Defining Branch Cuts for f(z) = z^(1/3)

[Dustinsfl]

Given the function \(f(z) = z^{1/3}\). Can the branch cuts be defined by the rays from zero through the three roots of unity and to infinity?

 

[mathbalarka]

Branch cuts are curves on $\hat{\Bbb C} = \Bbb C \cup \{\infty\}$ removal of which gives a domain $D \subset \hat{\Bbb C}$ over which $f(z)$ is holomorphic.

Can the branch cuts be defined by the rays from zero through the three roots of unity and to infinity?

The sheets of $f(z) = z^{1/3}$ are branched only at $z = 0$ in the complex plane. Why the three roots of unities? The only branches of $z^{1/3}$ on $\Bbb P^1$ are $z = 0$ and $z = \infty$ so take any closed curve $\Gamma$ joining those points on the Riemann sphere.

 

[Dustinsfl]

Branch cuts are curves on $\hat{\Bbb C} = \Bbb C \cup \{\infty\}$ removal of which gives a domain $D \subset \hat{\Bbb C}$ over which $f(z)$ is holomorphic.
The sheets of $f(z) = z^{1/3}$ are branched only at $z = 0$ in the complex plane. Why the three roots of unities? The only branches of $z^{1/3}$ on $\Bbb P^1$ are $z = 0$ and $z = \infty$ so take any closed curve $\Gamma$ joining those points on the Riemann sphere.

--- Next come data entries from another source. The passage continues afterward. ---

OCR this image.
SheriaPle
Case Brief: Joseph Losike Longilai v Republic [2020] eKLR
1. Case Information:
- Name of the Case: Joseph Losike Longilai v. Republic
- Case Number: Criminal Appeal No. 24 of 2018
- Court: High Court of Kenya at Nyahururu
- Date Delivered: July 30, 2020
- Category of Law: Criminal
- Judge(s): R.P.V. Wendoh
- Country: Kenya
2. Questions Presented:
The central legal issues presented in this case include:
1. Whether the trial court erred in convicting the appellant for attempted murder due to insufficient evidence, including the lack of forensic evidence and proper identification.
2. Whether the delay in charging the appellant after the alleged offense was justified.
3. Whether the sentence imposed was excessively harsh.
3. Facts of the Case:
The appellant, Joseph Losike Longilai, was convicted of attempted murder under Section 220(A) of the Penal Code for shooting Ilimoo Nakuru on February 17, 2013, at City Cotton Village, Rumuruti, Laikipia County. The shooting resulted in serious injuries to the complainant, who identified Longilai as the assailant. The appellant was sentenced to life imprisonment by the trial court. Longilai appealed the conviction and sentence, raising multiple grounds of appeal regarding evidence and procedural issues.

There should be three branch cuts though from 0 out to infinity. Is it not common to define it through the rays that would connect to the roots of unity?

 

[mathbalarka]

Why the roots of unities? Branch cuts are usually taken through *branch points* of $z^{1/3}$. What are the branch points of $w = z^{1/3}$ over $\hat{\Bbb C}$?

There should be three branch cuts though from 0 out to infinity.

Are you implying that you want to draw three branch cuts from $0$ to $\infty$, $\omega \infty$ and $\omega^2 \infty$ respectively? Please clarify.

 

[Dustinsfl]

Why the roots of unities? Branch cuts are usually taken through *branch points* of $z^{1/3}$. What are the branch points of $w = z^{1/3}$ over $\hat{\Bbb C}$?
Are you implying that you want to draw three branch cuts from $0$ to $\infty$, $\omega \infty$ and $\omega^2 \infty$ respectively? Please clarify.

That is what I said in the first post.

 

[mathbalarka]

That is what I said in the first post.

It's unnecessary in that case. $\infty, \omega \infty, \omega^2 \infty$ all identifies to the point at infinity in the Riemann sphere $\Bbb P^1$. A single slit through $0$ to $\infty$ is sufficient.

 

[Dustinsfl]

It's unnecessary in that case. $\infty, \omega \infty, \omega^2 \infty$ all identifies to the point at infinity in the Riemann sphere $\Bbb P^1$. A single slit through $0$ to $\infty$ is sufficient.

What are the other two branch cuts then? Functions of the form \(z^{m/k}\) where \(gcd(m,k) = 1\) have \(k\) branch cuts. If you are saying the other two branch cuts are the same, where are the other two at then?

 

[mathbalarka]

Functions of the form \(z^{m/k}\) where \(gcd(m,k) = 1\) have \(k\) branch cuts.

Where did you find that? It's false : $z^{1/n}$ has a single branch cut from $0$ to $-\infty$.

Perhaps whatever text included that meant that there must be $n$ branch cuts on *each* sheet (# of sheets are $n$) of the Riemann surface?

 

[Dustinsfl]

Where did you find that? It's false : $z^{1/n}$ has a single branch cut from $0$ to $-\infty$.

Perhaps whatever text included that meant that there must be $n$ branch cuts on *each* sheet (# of sheets are $n$) of the Riemann surface?

The branch cuts don't occur where the sheets of Riemann surface are split then?

 

[mathbalarka]

The branch cuts don't occur where the sheets of Riemann surface are split then?

Not sure what you mean. Do you know what a cut is? It appears on *the complex plane* NOT on the Riemann surface. The sheets are just copies of $\Bbb C$ along which they are cut and identified properly.